Child 1's age? Complicated. See, we moved a bit... well, a rather large bit... as in 18 times total (so far - I'm totally up for 19 but then I think I'll put my foot down) so when poor Child 1 was teeny It was home-schooled for a bit. When we actually got somewhere with decent schools they hemmed and hawed and suggested we start Child off a year behind and then let It skip ahead if things seemed fine. Child was already reading (since age 5) and was quite bright but was also several inches shorter than the other children so It happily went along and although given endless opportunities to skip ahead again It always declined. (Phew - waffle... waffle... story nearly done now!) So Child 1 is actually 19 which is a year older than most of Its classmates. Child 2 who graduates this coming year is 17 and Child 3 is 15. Which, if you do the math carefully, makes me 27.

Oh, and to complicate things further? I was skipped a grade when I was small (because I spent a year in an English school and when I came back I was frighteningly ahead of everyone else - they wanted to boost me up two years but my mother put her foot down) so when I graduated I was 17.

Aren't you glad you asked?

Anonymous said...

how does the math follow? i admit, child 2 is no paragon of math integrity (sweeny todd quote, there don't you feel better?) but...explanations need happening. oh, and make sure smug child 1 DOES NOT EAT ALL THE ICE CREAM!!!!!!!!!!!!!!!!!!!!!!!

Anonymous said...

lol, i was just curious because i have never managed to make sense of the american system, especially as for us (in britain) graduation is from university - at 21/22+ (i was 23 because i had to spend a year in france as part of it)
i think your family sounds lovely :) i like the organisation of posts btw but have lost one i wanted to read to my bf - the one about throwing jelly beans at your children! :)

Megan said...

Let's see. There's pre-school starting at 3 for some kids, then kindergarten at 5 (or six depending on the birthday).
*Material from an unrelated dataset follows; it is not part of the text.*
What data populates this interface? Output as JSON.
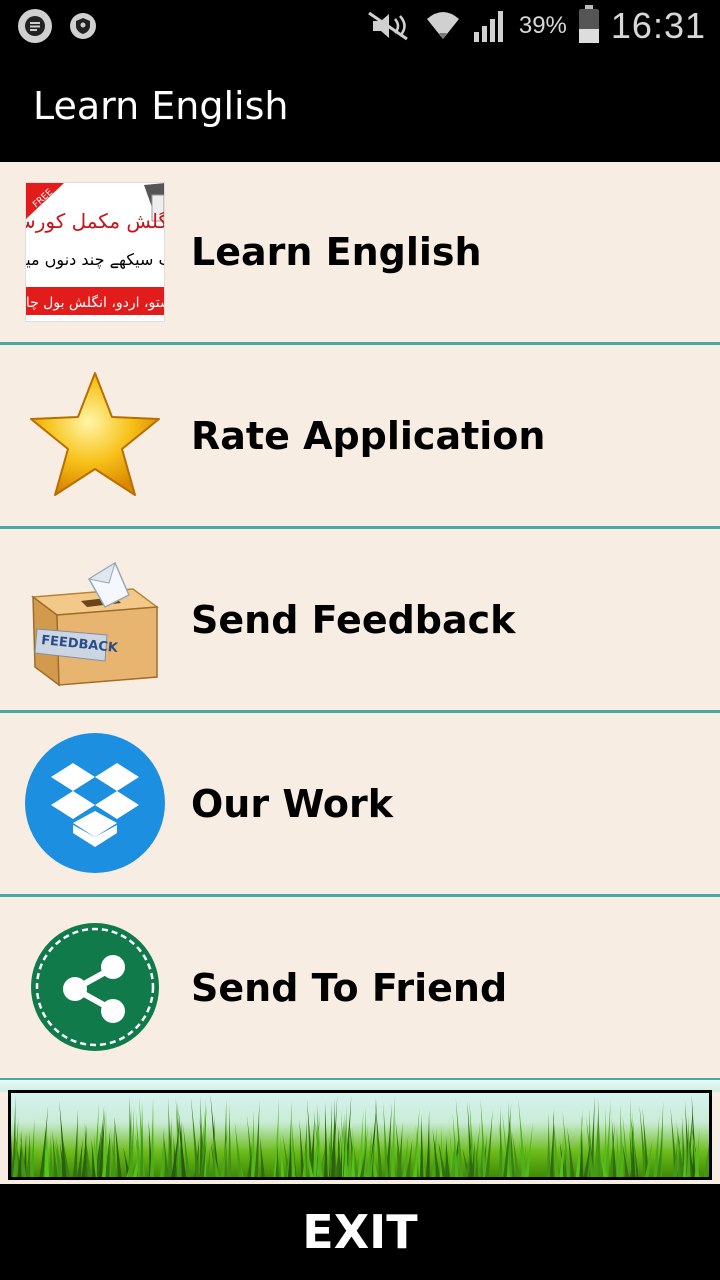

Some people don't bother with kindergarten, some states require, some have half day, some full, some do half the year half...

... grade school is kindergarten through fifth grade which would be... um... ages 5-10 or 6-11. Of course, some schools have sixth grade tacked on to grade school and do sixth and seventh as junior high.

Then there's middle school (or as we in the states know it - the Fruitful Years of Topics To Discuss With Your Therapist) which is sixth through eighth grades or ages 11-13 or so (see exception above) and THEN we have high school which is 9th-12th (otherwise known as freshman, sophomore, junior and senior years) which is usually 14-18 but can be 13-17.

Phew

After which is university which if you go to our local state place generally gets a bachelor's degree done in a dizzying six years (average). Although some people seem to think four is about right - weirdos. Granted, our average student age is something like 27 what with all the returning students we have (the, wait! You mean my mother was right when she said I'd be stuck in a dead-end job for the rest of my life if I dropped out of school to pursue my dream of being a fashion-photographer/anime artist?? group).

See? It's so simple.

Oh, and the jelly bean post is here:
http://missinginiraq.blogspot.com/2008/03/love-hurts.html

Megan said...

Oops - errata:

"some schools have sixth grade tacked on to grade school and do sixth and seventh as junior high."

Should read, "... and do seventh and eighth as junior high."

Carry on.

Anonymous said...

wow....

that is a lot of schools?! thats crazy to move so many times...how very odd compared to our system..

oh and thanks for the link..i giggled and read it aloud to the boy, who unfortunately paid waaaay too much attention and spent the rest of the evening throwing things at me, with the response "but you thought it was funny!" when i became a tad irritated!